Seguì la prima Crociata. L’Imperatore di Bisanzio Manuele I Comneno (1143-1180) la rivestì di mosaici.
Prima di tutto questo, però, Beth-Lehem, “Casa della carne” in arabo, o “Casa del pane” in ebraico, dove “casa” sta per “mercato”, fu una città dei Cananei, tra 2500 e 1200 a.C. Piccola, ma significativa, tanto da diventare centrale nelle narrazioni bibliche, come luogo di nascita di Davide (che, però, probabilmente non era nato lì, visto che la dovette conquistare: inutile chiedere ai testi sacri di essere storicamente coerenti). Lo stanno dimostrando le ricerche archeologiche spronate dal ritrovamento di alcuni corredi tombali trafugati. La polizia del turismo palestinese, formata dai nostri Carabinieri, ha intercettato dei tombaroli.
Questo ha portato all’identificazione di una serie di necropoli, situate sui versanti rocciosi a est della città (a 2 Km dalla Basilica della Natività), che sono state scavate dal Dipartimento di Archeologia del Ministero del Turismo assieme all’Università di Roma «La Sapienza» dal 2015 a oggi. Più di cento tombe familiari, utilizzate per secoli (precisamente tra 2300 e 700 a.C.), testimoniano la vita degli abitanti di Betlemme. Pastori, mercanti, guerrieri, ma anche contadini, produttori di olio d’oliva e di mandorle, di cui oggi pur non conoscendo il nome, possiamo sapere il patrimonio genetico, attraverso l’analisi del DNA antico. Può accadere così di scoprire che un guerriero fosse di origini greche e uno provenisse dalla Persia (nell’antichità si viaggiava come oggi, facendo meno file).
Non si tratta di necropoli qualsiasi. Siamo pur sempre nel cuore di un paesaggio sacro.

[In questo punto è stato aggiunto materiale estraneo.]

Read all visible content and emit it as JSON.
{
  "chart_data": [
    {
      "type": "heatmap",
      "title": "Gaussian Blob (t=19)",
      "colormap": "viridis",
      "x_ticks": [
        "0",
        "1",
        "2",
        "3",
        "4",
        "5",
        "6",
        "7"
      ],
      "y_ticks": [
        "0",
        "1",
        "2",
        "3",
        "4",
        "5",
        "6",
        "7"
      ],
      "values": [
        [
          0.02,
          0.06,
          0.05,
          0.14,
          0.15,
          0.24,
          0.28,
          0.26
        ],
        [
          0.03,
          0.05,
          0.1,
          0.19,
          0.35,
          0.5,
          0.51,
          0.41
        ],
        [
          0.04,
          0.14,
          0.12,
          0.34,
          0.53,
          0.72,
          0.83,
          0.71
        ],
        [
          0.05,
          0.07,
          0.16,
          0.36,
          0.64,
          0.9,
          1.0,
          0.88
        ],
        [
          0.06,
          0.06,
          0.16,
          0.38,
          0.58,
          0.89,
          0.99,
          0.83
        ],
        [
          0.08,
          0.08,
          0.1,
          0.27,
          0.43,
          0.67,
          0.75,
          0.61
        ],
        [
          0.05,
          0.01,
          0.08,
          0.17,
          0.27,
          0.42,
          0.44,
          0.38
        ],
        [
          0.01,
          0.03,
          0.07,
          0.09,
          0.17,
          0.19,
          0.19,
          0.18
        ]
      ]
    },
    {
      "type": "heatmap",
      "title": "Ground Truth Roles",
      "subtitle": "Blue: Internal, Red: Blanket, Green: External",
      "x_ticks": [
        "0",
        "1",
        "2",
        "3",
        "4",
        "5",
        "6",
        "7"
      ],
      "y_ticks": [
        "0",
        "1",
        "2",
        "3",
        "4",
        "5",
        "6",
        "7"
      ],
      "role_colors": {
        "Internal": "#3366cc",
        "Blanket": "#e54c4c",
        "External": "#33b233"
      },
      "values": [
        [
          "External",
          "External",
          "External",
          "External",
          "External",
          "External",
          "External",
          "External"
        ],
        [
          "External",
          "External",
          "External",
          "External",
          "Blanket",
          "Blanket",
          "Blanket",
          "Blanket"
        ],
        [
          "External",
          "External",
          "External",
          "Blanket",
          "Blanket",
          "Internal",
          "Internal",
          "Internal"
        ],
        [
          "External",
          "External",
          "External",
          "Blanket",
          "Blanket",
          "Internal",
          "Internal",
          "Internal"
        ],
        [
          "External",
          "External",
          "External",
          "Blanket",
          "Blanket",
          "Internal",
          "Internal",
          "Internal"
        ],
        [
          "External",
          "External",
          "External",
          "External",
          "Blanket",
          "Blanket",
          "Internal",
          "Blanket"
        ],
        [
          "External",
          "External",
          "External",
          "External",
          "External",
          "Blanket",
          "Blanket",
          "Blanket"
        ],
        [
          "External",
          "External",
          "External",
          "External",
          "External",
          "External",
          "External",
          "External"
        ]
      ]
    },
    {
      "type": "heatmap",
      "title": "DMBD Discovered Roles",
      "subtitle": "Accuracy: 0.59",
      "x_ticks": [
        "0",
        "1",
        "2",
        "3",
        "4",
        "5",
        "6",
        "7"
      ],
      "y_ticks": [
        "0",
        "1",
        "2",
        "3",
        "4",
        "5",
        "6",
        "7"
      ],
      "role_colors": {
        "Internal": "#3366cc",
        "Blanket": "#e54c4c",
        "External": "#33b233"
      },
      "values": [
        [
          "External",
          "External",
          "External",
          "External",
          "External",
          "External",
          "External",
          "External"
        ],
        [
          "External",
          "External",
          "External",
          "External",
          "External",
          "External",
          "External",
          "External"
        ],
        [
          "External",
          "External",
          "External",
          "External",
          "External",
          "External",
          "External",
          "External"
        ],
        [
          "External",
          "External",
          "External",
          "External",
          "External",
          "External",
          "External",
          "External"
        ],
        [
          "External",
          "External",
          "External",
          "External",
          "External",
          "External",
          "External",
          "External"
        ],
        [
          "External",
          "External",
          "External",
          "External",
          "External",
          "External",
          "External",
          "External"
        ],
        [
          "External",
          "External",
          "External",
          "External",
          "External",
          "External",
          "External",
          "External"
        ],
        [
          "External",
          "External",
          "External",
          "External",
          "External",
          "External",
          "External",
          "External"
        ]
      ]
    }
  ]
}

San Girolamo, tra i primi a subire il fascino della parva Betlemme[3], si stabilì qui negli ultimi decenni del IV secolo, in una delle tante grotte che costellano gli uidian e vi fondò un monastero (oggi dedicato a Santa Caterina). Lo fece per tradurre la Bibbia in latino (la ‘Vulgata’) e nel far questo identificò ogni pietra della Terra Santa con quanto descritto dalle scritture (ispirandosi a quanto fatto da Sant’Elena, madre di Costantino [248-330]). Lo seguirono e finanziarono alcune matrone romane, affascinate dalla sua sapienza e dalla sua missione: riconoscere dove i fatti narrati si erano effettivamente svolti. Il paesaggio della fede si è così sovrapposto a quello naturale e antropico e si è intrecciato con quello scavato dall’archeologo o tagliato dalle costruzioni moderne. Difficile capirci qualcosa e, soprattutto, rimanere indifferenti, sapendo che tutta questa storia – sacra o profana, materiale o genetica – costituisce una porzione non piccola di un passato da rispettare, riunire e condividere, anziché spezzare con un muro.
* Professore Ordinario di Archeologia e Storia dell’Arte del Vicino Oriente antico nell’Università degli Studi di Roma «La Sapienza»
[1] Uadi = corso d’acqua stagionale che dà vita ad un vero e proprio canyon, scosceso e ripido o ampio e assolato, colmo di pietraie. I uidian (plurale di uadi) popolano i terreni montuosi desertici del Vicino Oriente e del Nord Africa.
[2] La X. Legio Fretensis era comandata allora (67-70 d.C.) dal legatus legionis Marco Ulpio Traiano (30-100? d.C.), il padre del quasi omonimo imperatore Marcus Ulpius Nerva Traianus (98-117).
[3] «O Bethlehem parva, sed jam magnificata a Domino!» così la città è chiamata da un altro santo, S. Bernardo da Chiaravalle (In vigilia nativitatis Domini, Sermo I,4).